I peel her clothes off her gently until she’s in her bra and knickers. The rest of her is even worse. She’s so blue and green she could be a dolphin or some other creature, but not a girl, not a woman.
‘How did you ever manage to get yourself here?’
She shakes her head as if I’d made a joke, then points to her bag.
‘I stuffed myself with painkillers.’
We move to the bathroom slowly. I turn on the shower and test the temperature and leave her to it. I hope to God the towels are soft enough. When she comes back wrapped in one, I lower her onto the bed again and go and get her one of my shirts.
‘You can put this on.’
I help her slip her arms into the sleeves and do up the buttons for her. Her fingers trip and stumble. Even if they’re the only parts of her that are free of any bruises, they don’t seem to get the messages from her brain. Then I help her stand and the towel falls to her feet. In the dearth of things I can do for her, I lunge to pick it up.
I open the quilt and fold her in. That’s what it feels like, anyway. Then I realise her hair’s wet. I grab a clean towel in the bathroom and lay it on her pillow. She’s beyond smiling. She just stares at me.
‘Marylou, should I get you some painkillers, or Panadol at least?’
‘That’d be a little bit of all right.’
She always comes up with these expressions out of nowhere. After a pause, she says, ‘I think I’ve used all my stash on the plane – the effect is wearing thin. Maybe there’s one left in my bag.’
I
look around. Her black linen backpack is leaning sedately against the doorjamb. Inside it is a cemetery of blister packs without a single pill.
‘Right.
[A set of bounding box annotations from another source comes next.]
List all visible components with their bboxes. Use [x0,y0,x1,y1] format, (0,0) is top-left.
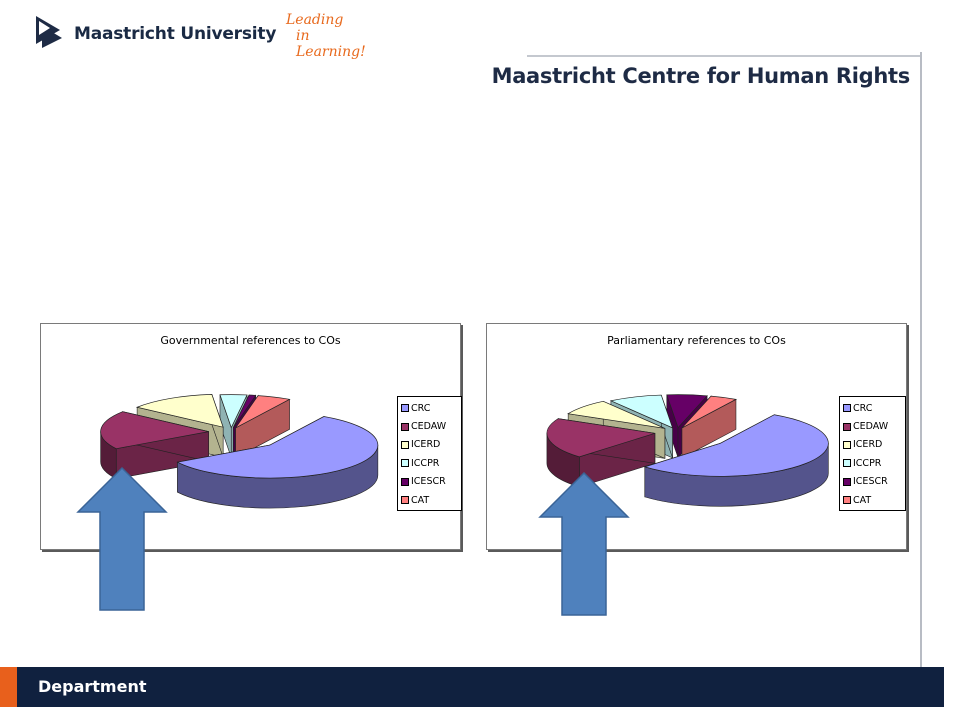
legend-item-crc: CRC [843,399,901,417]
legend-label: CRC [853,402,873,414]
legend-swatch [843,422,851,431]
legend-label: CEDAW [411,421,447,433]
pie-slice-cat [235,394,291,459]
up-arrow-left [76,466,168,611]
side-rule [920,52,922,672]
university-logo: Maastricht University Leading in Learnin… [36,12,366,60]
pie-slice-top [681,395,738,429]
pie-slice-top [219,394,248,429]
pie-slice-top [643,414,829,477]
legend-swatch [401,496,409,505]
legend-item-icescr: ICESCR [401,473,457,491]
centre-title: Maastricht Centre for Human Rights [491,64,911,88]
pie-slice-top [546,418,656,458]
pie-slice-cedaw [100,411,209,480]
legend-item-icerd: ICERD [401,436,457,454]
university-emblem-icon [36,16,62,48]
up-arrow-shape [76,466,168,611]
legend-swatch [843,440,851,449]
legend-swatch [401,440,409,449]
header-rule [527,55,922,57]
legend-item-cat: CAT [401,491,457,509]
legend-label: ICERD [411,439,441,451]
pie-slice-top [100,411,209,450]
tagline-line-1: Leading [286,12,344,28]
university-tagline: Leading in Learning! [286,12,376,60]
pie-slice-crc [176,416,379,509]
legend-swatch [401,422,409,431]
legend-item-iccpr: ICCPR [401,454,457,472]
footer-bar: Department [0,667,944,707]
pie-slice-top [567,400,666,429]
footer-department-label: Department [38,677,147,696]
chart-title: Governmental references to COs [160,334,341,347]
legend-item-icescr: ICESCR [843,473,901,491]
legend-item-crc: CRC [401,399,457,417]
pie-slice-cedaw [546,418,656,488]
chart-legend: CRC CEDAW ICERD ICCPR ICESCR CAT [839,396,906,512]
legend-item-icerd: ICERD [843,436,901,454]
legend-swatch [401,404,409,413]
tagline-line-2: in Learning! [296,28,366,60]
pie-slice-top [235,395,291,429]
legend-swatch [843,477,851,486]
legend-label: ICESCR [853,476,888,488]
legend-swatch [843,459,851,468]
legend-label: ICCPR [853,457,882,469]
legend-label: CAT [411,494,430,506]
up-arrow-right [538,471,630,616]
university-name: Maastricht University [74,24,277,44]
pie-slice-cat [681,395,738,459]
pie-slice-top [666,394,708,429]
legend-swatch [401,459,409,468]
pie-plot-area [546,394,829,507]
legend-swatch [843,496,851,505]
legend-item-iccpr: ICCPR [843,454,901,472]
footer-accent [0,667,17,707]
pie-slice-top [609,394,674,429]
legend-item-cat: CAT [843,491,901,509]
legend-label: CEDAW [853,421,889,433]
legend-item-cedaw: CEDAW [401,417,457,435]
pie-plot-area [100,394,379,509]
pie-slice-crc [643,414,829,507]
pie-slice-top [232,394,257,428]
chart-title: Parliamentary references to COs [607,334,786,347]
up-arrow-shape [538,471,630,616]
legend-label: ICESCR [411,476,446,488]
chart-legend: CRC CEDAW ICERD ICCPR ICESCR CAT [397,396,462,512]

I’ll be back. Don’t move.’
This makes her smile.
I go down the stairs and knock on Verity’s door. It’s one in the morning.
She opens it almost instantly. Then I see that she’s still dressed. The faint sound of baroque music comes from her sitting room.
‘Not in bed yet, Verity?’
‘I’m not a good sleeper. What’s up?’
‘I’m sorry to bang on your door at this time of night, but do you have some painkillers? Marylou …’
She seems to understand that something is really wrong. Without a word, she disappears and returns with some ibuprofen.
‘Do you want me to come and see her?’
I stand there with an expression on my face that I can’t wipe off. I don’t know what I look like, but ‘worried’ would be an understatement.
‘Verity, I don’t know if I should call a doctor or not …’
That does it. She’s tripping up there with me without any further comment. I turn around mid-stairs.
‘You right coming up here, Verity? You haven’t been up here for years, have you?’
‘About time I snapped out of it.’
We reach the top. I knock on the door and go in first.
‘Marylou, my friend Verity has come to see you. Just to check if we should send for a doctor. Do you mind?’
Marylou is still staring at me. About all she can manage. Now she’s in a soft bed she has come undone. With her wet hair on the pillow she has a drowned look, as if washed up by the tide.
Verity walks into the room.
‘Hi, Marylou. I’m Verity.’
She kneels by the bedside and takes her hand. Marylou stops herself from flinching. I can see it. Verity does too.
She gently touches her face and pulls back the quilt.
‘Holy Mary, Mother of God. You poor child.’
There is in the silence a realisation of complete hurt – a quiet animal thing that seeps out and stills the air. Verity pulls out some essential oil from her pocket. She’s just the type to carry a bottle of essential oil around in her pocket, or so it seems to me. Without being asked, I go to get a warm face cloth from the bathroom.